Wellbeing, ESG & Impact: Terms Every Leader Can’t Ignore
Nearly two and a half years ago in Feb 2020, I wrote about the former Federal Treasurer dismissing the notion of a national wellbeing budget in why ‘Wellbeing Makes Economic Sense’.
Fast forward to today, and a National Wellbeing Budget is back and will be implemented by the new Labor Government and Federal Treasurer Jim Chalmers (who was the shadow Treasurer when it was proposed). See more in this article in the Sydney Morning Herald, titled ‘Treasurer to measure ‘wellbeing’ pay-off from economy in first budget’.
This highlights both the pace it takes to influence progress, as well as, more optimistically, the fact that this discussion is not going anywhere and only continues to grow in focus through the pandemic, growing climate concerns, cost of living pressures and inequality – to name a few.

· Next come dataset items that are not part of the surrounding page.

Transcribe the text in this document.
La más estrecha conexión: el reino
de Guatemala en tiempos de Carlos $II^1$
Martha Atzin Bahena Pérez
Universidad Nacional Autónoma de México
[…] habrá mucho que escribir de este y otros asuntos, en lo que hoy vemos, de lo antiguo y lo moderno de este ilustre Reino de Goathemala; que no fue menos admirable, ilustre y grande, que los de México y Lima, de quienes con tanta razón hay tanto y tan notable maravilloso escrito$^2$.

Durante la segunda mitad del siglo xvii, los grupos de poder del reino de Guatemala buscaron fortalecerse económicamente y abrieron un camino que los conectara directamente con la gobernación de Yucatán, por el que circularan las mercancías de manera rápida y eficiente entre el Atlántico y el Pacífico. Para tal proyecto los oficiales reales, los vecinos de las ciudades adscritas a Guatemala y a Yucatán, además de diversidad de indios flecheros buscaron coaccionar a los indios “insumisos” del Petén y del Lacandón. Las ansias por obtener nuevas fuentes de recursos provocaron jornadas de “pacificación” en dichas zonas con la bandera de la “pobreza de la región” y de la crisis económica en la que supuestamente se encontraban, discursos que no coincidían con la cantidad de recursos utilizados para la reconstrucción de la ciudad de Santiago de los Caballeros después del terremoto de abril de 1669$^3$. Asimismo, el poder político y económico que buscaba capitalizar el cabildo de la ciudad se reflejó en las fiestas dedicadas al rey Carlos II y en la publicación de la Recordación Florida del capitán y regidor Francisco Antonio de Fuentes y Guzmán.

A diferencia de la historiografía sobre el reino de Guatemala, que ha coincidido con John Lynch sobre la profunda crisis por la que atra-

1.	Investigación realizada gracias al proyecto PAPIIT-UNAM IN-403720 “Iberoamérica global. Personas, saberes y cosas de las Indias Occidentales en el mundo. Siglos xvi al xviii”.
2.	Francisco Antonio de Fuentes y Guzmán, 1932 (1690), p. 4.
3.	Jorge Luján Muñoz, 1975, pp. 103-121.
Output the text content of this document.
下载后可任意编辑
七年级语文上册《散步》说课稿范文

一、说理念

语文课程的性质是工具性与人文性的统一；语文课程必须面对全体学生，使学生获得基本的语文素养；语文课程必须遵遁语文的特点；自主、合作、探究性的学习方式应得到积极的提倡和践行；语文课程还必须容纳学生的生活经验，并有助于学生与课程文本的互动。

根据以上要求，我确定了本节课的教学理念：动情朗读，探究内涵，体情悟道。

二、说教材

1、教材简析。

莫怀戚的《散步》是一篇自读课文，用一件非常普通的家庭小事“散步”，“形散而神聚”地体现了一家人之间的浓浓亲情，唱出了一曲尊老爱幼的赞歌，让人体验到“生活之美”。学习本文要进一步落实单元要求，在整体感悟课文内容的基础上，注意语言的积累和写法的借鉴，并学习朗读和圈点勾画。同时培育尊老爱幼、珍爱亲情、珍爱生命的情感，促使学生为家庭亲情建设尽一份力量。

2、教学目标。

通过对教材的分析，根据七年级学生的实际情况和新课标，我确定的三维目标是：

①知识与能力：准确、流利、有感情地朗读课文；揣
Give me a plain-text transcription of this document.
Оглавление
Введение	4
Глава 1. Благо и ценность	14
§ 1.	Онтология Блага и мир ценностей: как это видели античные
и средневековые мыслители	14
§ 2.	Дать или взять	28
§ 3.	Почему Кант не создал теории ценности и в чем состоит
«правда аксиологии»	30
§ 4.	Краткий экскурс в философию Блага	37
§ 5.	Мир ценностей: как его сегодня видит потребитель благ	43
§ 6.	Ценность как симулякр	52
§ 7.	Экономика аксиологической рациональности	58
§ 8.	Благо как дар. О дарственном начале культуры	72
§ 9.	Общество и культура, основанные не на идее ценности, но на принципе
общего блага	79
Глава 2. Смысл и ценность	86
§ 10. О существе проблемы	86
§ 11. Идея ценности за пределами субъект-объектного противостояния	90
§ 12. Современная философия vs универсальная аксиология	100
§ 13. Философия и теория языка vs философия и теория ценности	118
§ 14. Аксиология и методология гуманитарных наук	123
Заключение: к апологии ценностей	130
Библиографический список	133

Why does this matter to the business leaders of today?
The business sector has been taking the lead with respect to considering their impact on wellbeing and ESG factors (Environmental, Social and Governance). For example at Be Well Co, we are seeing more and more demand in measuring organisational and employee wellbeing in recognition that a company has both a duty of care to its people as well as a business imperative, given the proven links between wellbeing, talent attraction and retention, productivity and innovation.
But many Board rooms are still lagging behind, just like many governments still don’t look beyond GDP to measure progress and effective use of public resources.
Why is it the case that businesses are still held accountable mainly to the core anchor of financial performance?
A little trip back in time to 1962 when Friedman famously said in his book Capitalism and Freedom, ‘There is one and only one social responsibility of business — to use its resources and engage in activities designed to increase its profits so long as it stays within the rules of the game, which is to say, engages in open and free competition without deception or fraud.’
Since the dawn of capitalism, we have operated businesses largely to this theory – to maximise profits and shareholder value. I am not disputing that the world has gained a great deal from past periods of economic growth. But it is no surprise that there have also been many adverse effects of this obsession with growth; to the point that investors, consumers and stakeholders are demanding change and a broader focus than this single paradigm.
I began my career as a Chartered Accountant and financial auditor. Some people ask how I made the move into ‘wellbeing’ and how the two relate when it comes to reporting on business performance. For well over a century the world has relied on the accounting profession for assurance on financial measures so that critical decisions on the flow of capital and use of scarce resources can be made. What was inspiring to me in my early career, was a broadening of this focus to include reporting on a business’ impact on people and the planet.
Originally coined Triple Bottom Line Reporting in 1994 by John Elkington, many companies expanded their annual statements beyond financial measures. Since then a number of global initiatives have taken off, such as; IFRS International Sustainability Standards Board, the Global Reporting Initiative (GRI) and the Dow Jones Sustainability Indices, to name a few. A growing number of companies are also aligning to the UN Sustainable Development Goals as well as becoming B Corporation certified.
The key message to leaders is not to bury your head in the sand. This is not a ‘fad’. In the not too distant future it will be a must for all Board rooms and CEO’s to provide transparency on what their organisation is doing to sustainably and positively impact social, environmental and governance structures, as well as performance. Those who are not taking active steps now to consider these factors will no doubt lag behind as there is growing data to support the growing expectations of customers and shareholders.
From a measurement perspective, I have seen the natural evolution from financial accounting into wellbeing and impact reporting. I wish to see the same rigour applied to the latter as we have for the former (just think how many accounting standards there are for a reason!) We need to avoid ‘Impact and Wellbeing Washing’ where non-scientific and meaningless metrics are applied. After all, our key decisions about the future of this world rely on it!